● The Handbook of Equity Market Anomalies: Translating Market Inefficiencies into Effective Investment Strategies
By Len Zacks
Summary via publisher, Wiley
The Handbook of Equity Market Anomalies organizes and summarizes research carried out by hundreds of finance and accounting professors over the last twenty years to identify and measure equity market inefficiencies and provides self-directed individual investors with a framework for incorporating the results of this research into their own investment processes. Edited by Len Zacks, CEO of Zacks Investment Research, and written by leading professors who have performed groundbreaking research on specific anomalies, this book succinctly summarizes the most important anomalies that savvy investors have used for decades to beat the market.
● Models.Behaving.Badly: Why Confusing Illusion with Reality Can Lead to Disaster, on Wall Street and in Life
By Emanuel Derman
Review via Bloomberg
Disturbed, disillusioned and ashamed: Those aren’t emotions you expect a Wall Street quant to express when asked why taxpayers were obliged to bail out wealthy bankers. Unless, of course, the quant is Emanuel Derman, a particle physicist and former head of quantitative finance at Goldman Sachs Group Inc. “I am ashamed at the hypocrisies of the system,” Derman writes in “Models.Behaving.Badly,” an erudite yet pleasantly readable exploration of why financial models failed during the U.S. mortgage meltdown and why modelers must learn to use them more wisely. “We were told not to expect reward without risk, gain without the possibility of loss,” he says in disgust. “Now we have been forced to accept crony capitalism, private profits and socialized losses, and corporate welfare.” Unlike many quants, Derman says he wasn’t surprised that models failed in 2007, as events predicted to happen “once in 10,000 years happened every day for three days,” as one strategist at Lehman Brothers Holdings Inc. put it. The breakdown, Derman argues, flows from a misunderstanding of the difference between models and theories.
● The Big Handout: How Government Subsidies and Corporate Welfare Corrupt the World We Live In and Wreak Havoc on Our Food Bills
By Thomas Kostigen
Review via The Environmental Working Group
You’d be hard pressed to find a better time to release a book that dissects how federal farm subsidies sent America’s food and farm policies wildly off track. “The Big Handout” hits the stores today (Oct. 25) just as the Congressional Super Committee tasked with reining in the ballooning US deficit is said to be eyeballing farm subsidies as a place to find potential savings. (Of course, we don’t know for sure, because only certain well-connected lobbyists for industrial agriculture get to be in the loop.)
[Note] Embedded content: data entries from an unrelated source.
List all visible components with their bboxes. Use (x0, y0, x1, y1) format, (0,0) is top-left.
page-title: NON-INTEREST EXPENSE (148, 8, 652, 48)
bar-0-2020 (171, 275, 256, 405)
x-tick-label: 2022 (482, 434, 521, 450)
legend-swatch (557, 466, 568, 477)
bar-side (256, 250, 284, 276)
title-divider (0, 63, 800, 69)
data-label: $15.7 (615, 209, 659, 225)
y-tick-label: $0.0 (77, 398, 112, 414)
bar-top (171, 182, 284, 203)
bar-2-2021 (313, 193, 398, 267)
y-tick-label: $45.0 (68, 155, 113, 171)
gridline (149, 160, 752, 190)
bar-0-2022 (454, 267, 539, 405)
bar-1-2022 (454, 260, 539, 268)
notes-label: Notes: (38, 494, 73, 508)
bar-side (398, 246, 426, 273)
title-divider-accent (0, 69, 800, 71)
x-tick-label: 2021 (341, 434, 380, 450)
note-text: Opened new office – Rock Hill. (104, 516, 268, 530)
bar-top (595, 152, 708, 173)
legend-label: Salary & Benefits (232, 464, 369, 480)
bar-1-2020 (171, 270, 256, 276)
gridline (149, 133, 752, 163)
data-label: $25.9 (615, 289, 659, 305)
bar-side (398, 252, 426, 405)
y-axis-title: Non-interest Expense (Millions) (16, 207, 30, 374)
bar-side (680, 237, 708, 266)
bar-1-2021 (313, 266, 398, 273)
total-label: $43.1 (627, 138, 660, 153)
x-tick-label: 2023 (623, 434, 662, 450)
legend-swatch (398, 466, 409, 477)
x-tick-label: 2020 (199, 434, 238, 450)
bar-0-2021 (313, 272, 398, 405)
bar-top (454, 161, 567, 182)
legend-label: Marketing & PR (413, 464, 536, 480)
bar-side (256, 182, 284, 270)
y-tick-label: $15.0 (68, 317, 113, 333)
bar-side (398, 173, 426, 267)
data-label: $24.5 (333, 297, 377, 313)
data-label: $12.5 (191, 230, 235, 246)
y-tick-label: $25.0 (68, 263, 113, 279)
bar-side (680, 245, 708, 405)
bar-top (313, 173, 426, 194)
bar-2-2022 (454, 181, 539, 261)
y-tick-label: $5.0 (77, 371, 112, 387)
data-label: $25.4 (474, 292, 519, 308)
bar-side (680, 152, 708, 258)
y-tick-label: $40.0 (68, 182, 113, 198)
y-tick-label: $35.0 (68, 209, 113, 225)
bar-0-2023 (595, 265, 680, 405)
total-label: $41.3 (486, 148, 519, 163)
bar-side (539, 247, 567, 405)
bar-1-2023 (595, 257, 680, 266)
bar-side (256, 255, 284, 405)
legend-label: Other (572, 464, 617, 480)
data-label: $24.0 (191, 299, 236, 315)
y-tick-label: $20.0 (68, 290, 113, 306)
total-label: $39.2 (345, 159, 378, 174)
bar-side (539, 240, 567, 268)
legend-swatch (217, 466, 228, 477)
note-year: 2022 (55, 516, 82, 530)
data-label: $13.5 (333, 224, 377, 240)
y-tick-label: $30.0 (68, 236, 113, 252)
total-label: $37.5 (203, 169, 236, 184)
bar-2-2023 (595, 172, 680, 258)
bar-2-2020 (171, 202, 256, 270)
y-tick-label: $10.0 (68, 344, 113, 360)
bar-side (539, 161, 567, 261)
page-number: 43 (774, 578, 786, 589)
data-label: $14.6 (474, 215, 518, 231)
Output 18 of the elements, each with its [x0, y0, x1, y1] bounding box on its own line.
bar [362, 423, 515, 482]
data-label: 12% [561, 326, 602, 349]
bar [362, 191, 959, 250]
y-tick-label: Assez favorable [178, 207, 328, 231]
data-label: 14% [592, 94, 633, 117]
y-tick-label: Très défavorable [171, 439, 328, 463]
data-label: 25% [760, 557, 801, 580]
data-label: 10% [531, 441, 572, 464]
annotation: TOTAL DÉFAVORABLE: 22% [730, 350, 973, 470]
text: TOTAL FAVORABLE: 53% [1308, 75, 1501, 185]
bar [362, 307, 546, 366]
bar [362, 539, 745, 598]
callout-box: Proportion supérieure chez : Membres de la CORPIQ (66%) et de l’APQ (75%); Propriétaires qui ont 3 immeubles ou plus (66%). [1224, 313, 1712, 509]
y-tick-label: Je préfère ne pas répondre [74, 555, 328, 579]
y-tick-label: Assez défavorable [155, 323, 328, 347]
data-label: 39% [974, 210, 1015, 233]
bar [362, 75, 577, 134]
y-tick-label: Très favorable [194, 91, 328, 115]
● No Fear Finance: An Introduction to Finance and Investment for the Non-finance Professional
By Guy Fraser-Sampson
Review via UK Analyst
To some people the world of finance can be as complicated to understand as medicine or particle physics. This seems sad given that money is a vital part of our everyday lives – unlike brain surgery or splitting the atom. But in No Fear Finance Guy Fraser-Sampson attempts to show that finance is not such a scary subject as it can sound and that anyone can learn to understand it by taking on some basic principals. The book, which after a short introduction to why the subject can be difficult to understand, introduces all of the key topics involved in finance which people should be aware of in today’s world. It starts right at the beginning of the business process, with the various legal structures of enterprise explained. Moving on through basic accounting, bonds, the time value of money, equities and working capital, we then learn about more difficult subjects such as derivatives and the portfolio management concepts, alpha and beta. Each chapter also includes a useful summary section, with the main points of the text presented in an easy to read, bullet point format.
● The Legacy of the Crash: How the Financial Crisis Changed America and Britain
Edited by Terrence Casey
Review via London School of Economics
Three years ago the world was gripped by the aftermath of the collapse of Lehman Brothers… Fast-forward to the present and the sense of crisis is no less imperative. However, instead of worries about government inaction, the primary fear is now that the various stimulus package and bailouts have increased the burden of sovereign debt around the world to unsustainable levels. Consequently, despite anaemic growth and high unemployment, the political barometer has moved rightwards in many countries. The Legacy of the Crash: How the Financial Crisis Changed America and Britain, a collection of articles and essays on the effects of the crisis edited by Terrence Casey, attempts to explain these recent political shifts.